Cour d'appel du Québec

Société immobilière Duguay inc. c. 547264 Ontario Limited

200-09-009787-182

Gagnon, Mainville, Gagné

Appel d’un jugement de la Cour supérieure ayant rejeté une demande en jugement déclaratoire et en radiation de servitudes réelles et perpétuelles. Accueilli.

Les intimées sont propriétaires d’un centre commercial et de divers lots contigus ou situés à proximité de celui-ci qu’elles louent à des fins commerciales. En novembre 1998, elles ont vendu un terrain vacant à la mise en cause forcée, Claude Croteau et Filles inc. L’acte de vente notarié comprend des dispositions portant sur une «convention de servitudes» par laquelle les parties conviennent que les immeubles du centre commercial ne pourront servir à exploiter une entreprise qui ferait concurrence à celle de Croteau, tandis que l’immeuble ainsi acquis par cette dernière ne pourra, pour sa part, être utilisé aux fins des principales activités qui avaient alors cours au sein du centre commercial et sur les terrains avoisinants appartenant aux intimées. Le 15 mai 2000, un autre acte notarié est intervenu entre les mêmes parties portant sur la vente d’un second immeuble. Ce contrat comprend également des stipulations de non-usage d’immeubles. Le 30 mars 2012, Croteau a vendu à l'appelante le bâtiment construit sur ses terrains. L’acte de vente prévoit que l’immeuble est sujet aux servitudes énoncées dans les actes notariés de 1998 et de 2000. L’appelante a demandé à la Cour supérieure de déclarer que les stipulations lui sont inopposables et d’ordonner que leurs inscriptions au registre soient radiées au motif que celles-ci ne constituent pas des servitudes mais plutôt des obligations personnelles.

La servitude est un démembrement du droit de propriété qui constitue un droit réel (art. 1119 du Code civil du Québec (L.Q. 1991, c. 64) (C.C.Q.)).
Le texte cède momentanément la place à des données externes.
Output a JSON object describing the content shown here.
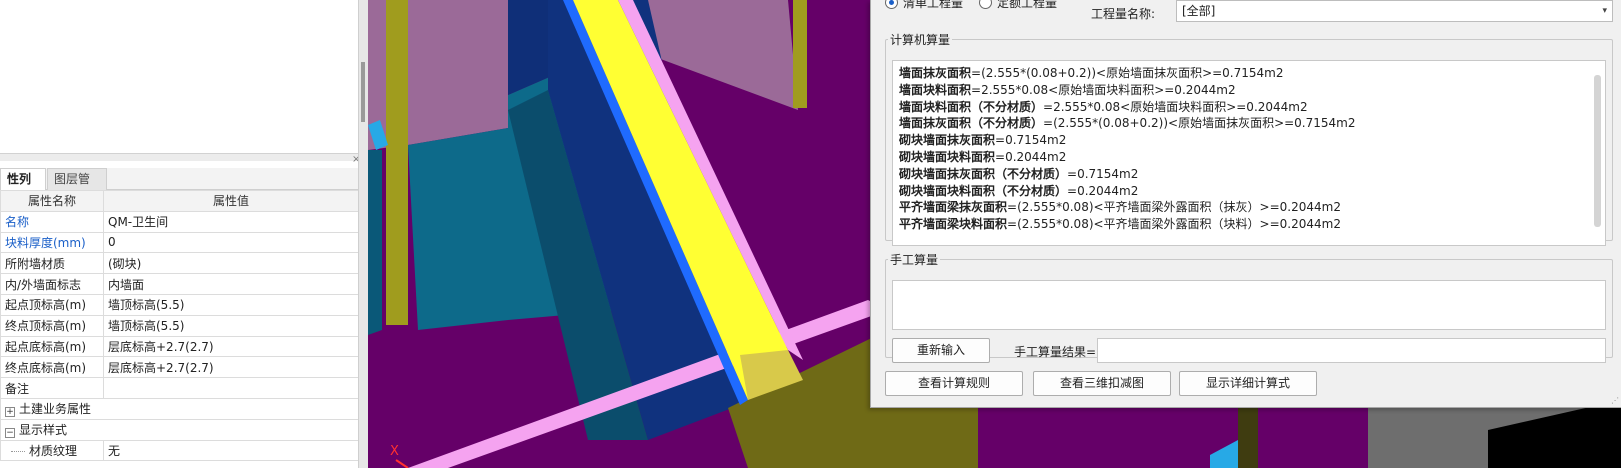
{
  "radio_options": [
    {
      "label": "清单工程量",
      "selected": true
    },
    {
      "label": "定额工程量",
      "selected": false
    }
  ],
  "quantity_name": {
    "label": "工程量名称:",
    "value": "[全部]"
  },
  "computer_calc": {
    "legend": "计算机算量",
    "lines": [
      {
        "name": "墙面抹灰面积",
        "expr": "=(2.555*(0.08+0.2))<原始墙面抹灰面积>=0.7154m2"
      },
      {
        "name": "墙面块料面积",
        "expr": "=2.555*0.08<原始墙面块料面积>=0.2044m2"
      },
      {
        "name": "墙面块料面积（不分材质）",
        "expr": "=2.555*0.08<原始墙面块料面积>=0.2044m2"
      },
      {
        "name": "墙面抹灰面积（不分材质）",
        "expr": "=(2.555*(0.08+0.2))<原始墙面抹灰面积>=0.7154m2"
      },
      {
        "name": "砌块墙面抹灰面积",
        "expr": "=0.7154m2"
      },
      {
        "name": "砌块墙面块料面积",
        "expr": "=0.2044m2"
      },
      {
        "name": "砌块墙面抹灰面积（不分材质）",
        "expr": "=0.7154m2"
      },
      {
        "name": "砌块墙面块料面积（不分材质）",
        "expr": "=0.2044m2"
      },
      {
        "name": "平齐墙面梁抹灰面积",
        "expr": "=(2.555*0.08)<平齐墙面梁外露面积（抹灰）>=0.2044m2"
      },
      {
        "name": "平齐墙面梁块料面积",
        "expr": "=(2.555*0.08)<平齐墙面梁外露面积（块料）>=0.2044m2"
      }
    ]
  },
  "manual_calc": {
    "legend": "手工算量",
    "reinput_button": "重新输入",
    "result_label": "手工算量结果=",
    "result_value": ""
  },
  "bottom_buttons": {
    "rules": "查看计算规则",
    "view3d": "查看三维扣减图",
    "detail": "显示详细计算式"
  },
  "left_panel": {
    "tabs": [
      "性列表",
      "图层管理"
    ],
    "close_label": "×",
    "header": {
      "name": "属性名称",
      "value": "属性值"
    },
    "rows": [
      {
        "name": "名称",
        "value": "QM-卫生间",
        "blue": true
      },
      {
        "name": "块料厚度(mm)",
        "value": "0",
        "blue": true
      },
      {
        "name": "所附墙材质",
        "value": "(砌块)"
      },
      {
        "name": "内/外墙面标志",
        "value": "内墙面"
      },
      {
        "name": "起点顶标高(m)",
        "value": "墙顶标高(5.5)"
      },
      {
        "name": "终点顶标高(m)",
        "value": "墙顶标高(5.5)"
      },
      {
        "name": "起点底标高(m)",
        "value": "层底标高+2.7(2.7)"
      },
      {
        "name": "终点底标高(m)",
        "value": "层底标高+2.7(2.7)"
      },
      {
        "name": "备注",
        "value": ""
      }
    ],
    "groups": {
      "civil": {
        "expander": "+",
        "label": "土建业务属性"
      },
      "display": {
        "expander": "−",
        "label": "显示样式"
      }
    },
    "material_row": {
      "name": "材质纹理",
      "value": "无"
    }
  },
  "viewport": {
    "axis_label": "X",
    "colors": {
      "purple_floor": "#650068",
      "yellow_beam": "#ffff33",
      "blue_edge": "#1f6bff",
      "pink_edge": "#f5a3f0",
      "navy_wall": "#10327e",
      "teal_wall": "#0d6a8a",
      "olive": "#a09c1e",
      "mauve": "#9b6a98"
    }
  }
}
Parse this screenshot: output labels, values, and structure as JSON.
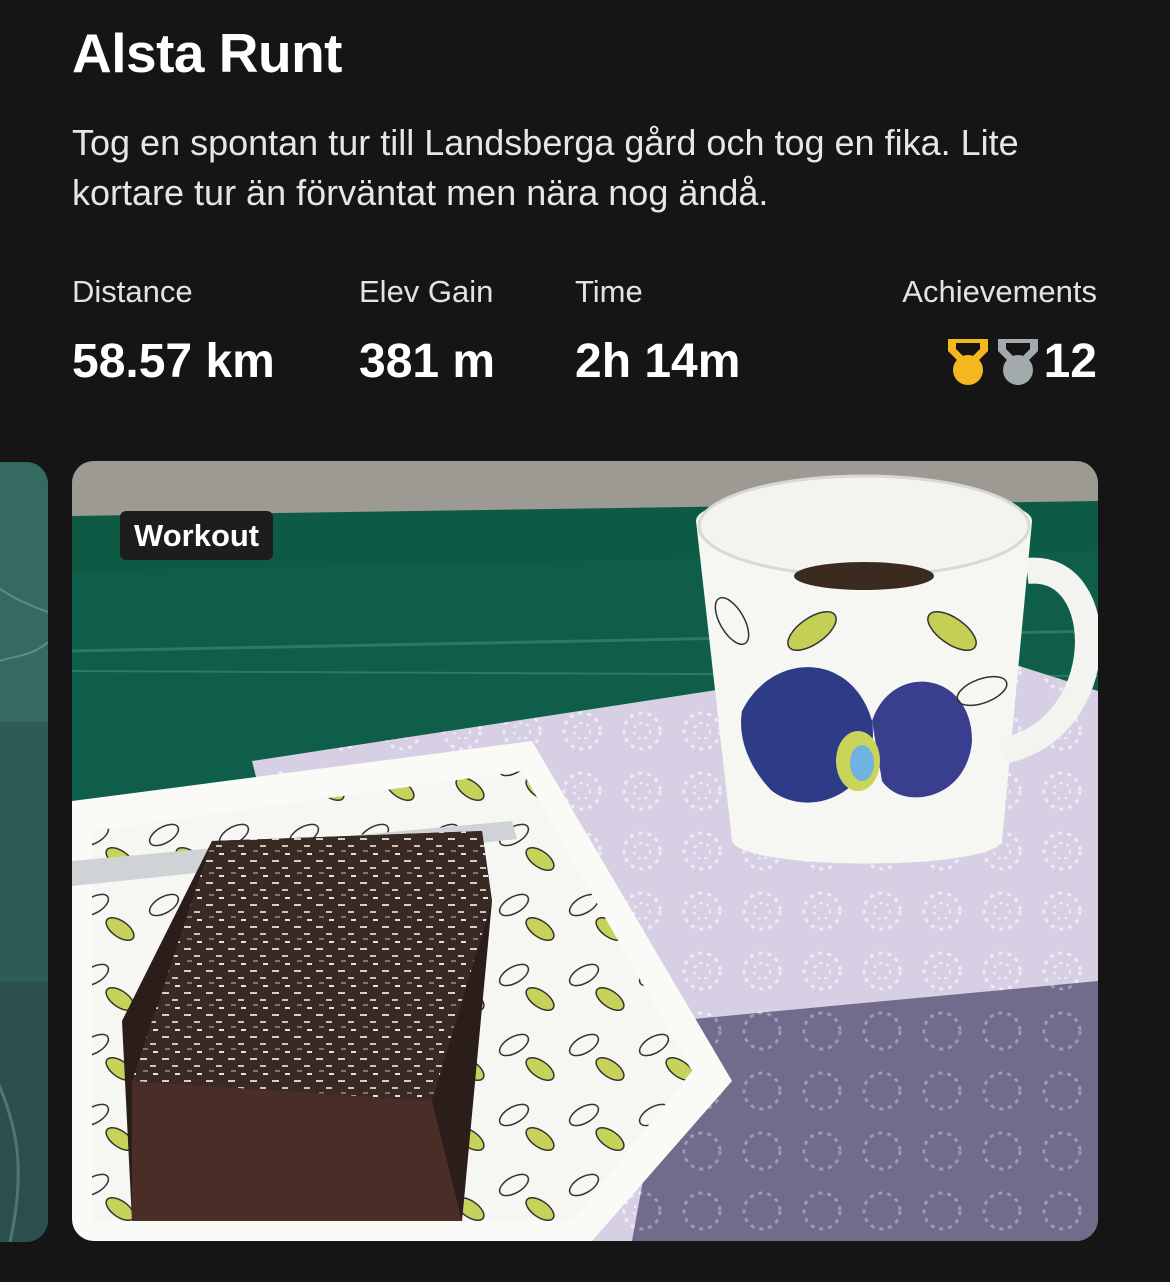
{
  "activity": {
    "title": "Alsta Runt",
    "description": "Tog en spontan tur till Landsberga gård och tog en fika. Lite kortare tur än förväntat men nära nog ändå."
  },
  "stats": {
    "distance": {
      "label": "Distance",
      "value": "58.57 km"
    },
    "elev_gain": {
      "label": "Elev Gain",
      "value": "381 m"
    },
    "time": {
      "label": "Time",
      "value": "2h 14m"
    },
    "achievements": {
      "label": "Achievements",
      "count": "12",
      "icons": [
        "gold-medal-icon",
        "silver-medal-icon"
      ]
    }
  },
  "media": {
    "badge": "Workout",
    "photo_subject": "chocolate coconut cake and coffee mug on patterned tray"
  },
  "colors": {
    "background": "#151515",
    "gold": "#F5B71F",
    "silver": "#A2AAAD",
    "badge_bg": "#1d1d1d"
  }
}
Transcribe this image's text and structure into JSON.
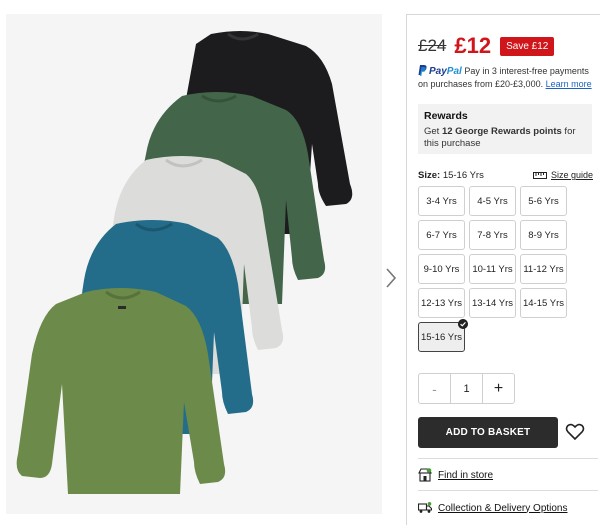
{
  "pricing": {
    "was": "£24",
    "now": "£12",
    "save_badge": "Save £12"
  },
  "paypal": {
    "logo_pay": "Pay",
    "logo_pal": "Pal",
    "text": "Pay in 3 interest-free payments on purchases from £20-£3,000.",
    "link": "Learn more"
  },
  "rewards": {
    "title": "Rewards",
    "text_prefix": "Get ",
    "points": "12 George Rewards points",
    "text_suffix": " for this purchase"
  },
  "size": {
    "label": "Size:",
    "selected": "15-16 Yrs",
    "guide_label": "Size guide",
    "options": [
      "3-4 Yrs",
      "4-5 Yrs",
      "5-6 Yrs",
      "6-7 Yrs",
      "7-8 Yrs",
      "8-9 Yrs",
      "9-10 Yrs",
      "10-11 Yrs",
      "11-12 Yrs",
      "12-13 Yrs",
      "13-14 Yrs",
      "14-15 Yrs",
      "15-16 Yrs"
    ]
  },
  "quantity": {
    "minus": "-",
    "value": "1",
    "plus": "+"
  },
  "actions": {
    "add_to_basket": "ADD TO BASKET"
  },
  "links": {
    "find_in_store": "Find in store",
    "collection_delivery": "Collection & Delivery Options"
  },
  "colors": {
    "price_red": "#d0161b",
    "button_dark": "#2c2c2c",
    "paypal_blue": "#1b3c8f",
    "paypal_light": "#1d8fd5",
    "shirt_black": "#1c1c1e",
    "shirt_dark_green": "#43654a",
    "shirt_grey": "#dcdcda",
    "shirt_teal": "#236d8a",
    "shirt_khaki": "#6c8a4a"
  },
  "icons": {
    "next": "chevron-right-icon",
    "wishlist": "heart-icon",
    "store": "store-icon",
    "delivery": "delivery-van-icon",
    "size_guide": "ruler-icon"
  }
}
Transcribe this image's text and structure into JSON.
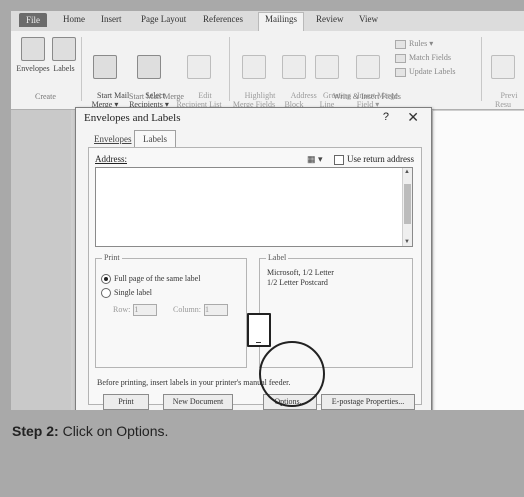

Elle se rattache aux immeubles qui en bénéficient en tant que fonds dominants ou qui en ont la charge à titre de fonds servants. Ainsi, la servitude suit ces immeubles en quelques mains qu’ils passent, sous réserve des dispositions relatives à la publicité des droits (art. 1182 C.C.Q.). Par contraste, les droits personnels sont des droits patrimoniaux qui permettent à leur titulaire, le créancier, d’exiger une prestation d’une autre personne, le débiteur. De plus, les droits personnels ne portent pas directement sur un bien, même quand un bien est mis en cause dans leur exécution.

Pour constituer une restriction d’usage en servitude, la restriction visée doit relever du droit des biens pour donner lieu à une action réelle au profit du propriétaire du fonds dominant. Or, il en est autrement d’une restriction de la nature d’une clause de non-concurrence commerciale, laquelle constitue une obligation personnelle entre les parties contractantes relevant du droit des obligations et non un droit réel relevant du droit des biens. La nature intrinsèquement personnelle de l’obligation de non-concurrence a d’ailleurs été confirmée dans Épiciers unis Métro-Richelieu inc. c. Standard Life Assurance Co. (C.A., 2001-03-21), SOQUIJ AZ-50084690, J.E. 2001-719, [2001] R.J.Q. 587, [2001] R.D.I. 235 (rés.). Ainsi, par sa nature même, cette obligation est en faveur de l’exploitant d’un commerce agissant en cette qualité et non d’un fonds immobilier; elle ne peut donc constituer un droit réel.

Puisque le but que prétendent poursuivre les intimées au moyen des stipulations de non-usage prévues dans les contrats de 1998 et de 2000 — promouvoir la diversité commerciale de leur centre commercial — sert largement à assurer que les commerces du centre commercial dont elles sont propriétaires ne soient pas sujets à une concurrence commerciale, il ne peut s’agir de servitudes. Il faut plutôt qualifier ces stipulations d’obligations personnelles liant Croteau et les intimées.

D’autre part, la mention de servitudes de non-usage dans la description de l’immeuble de l’acte de vente notarié de 2012 est insuffisante pour conclure que l’appelante s’engageait alors, de façon claire et non équivoque, à prendre à sa charge ces stipulations de non-usage en tant qu’obligations personnelles. Il y a donc lieu d’ordonner la radiation de l’inscription des servitudes réelles et perpétuelles de restriction d’usage stipulées dans les actes publiés en 1998 et en 2000.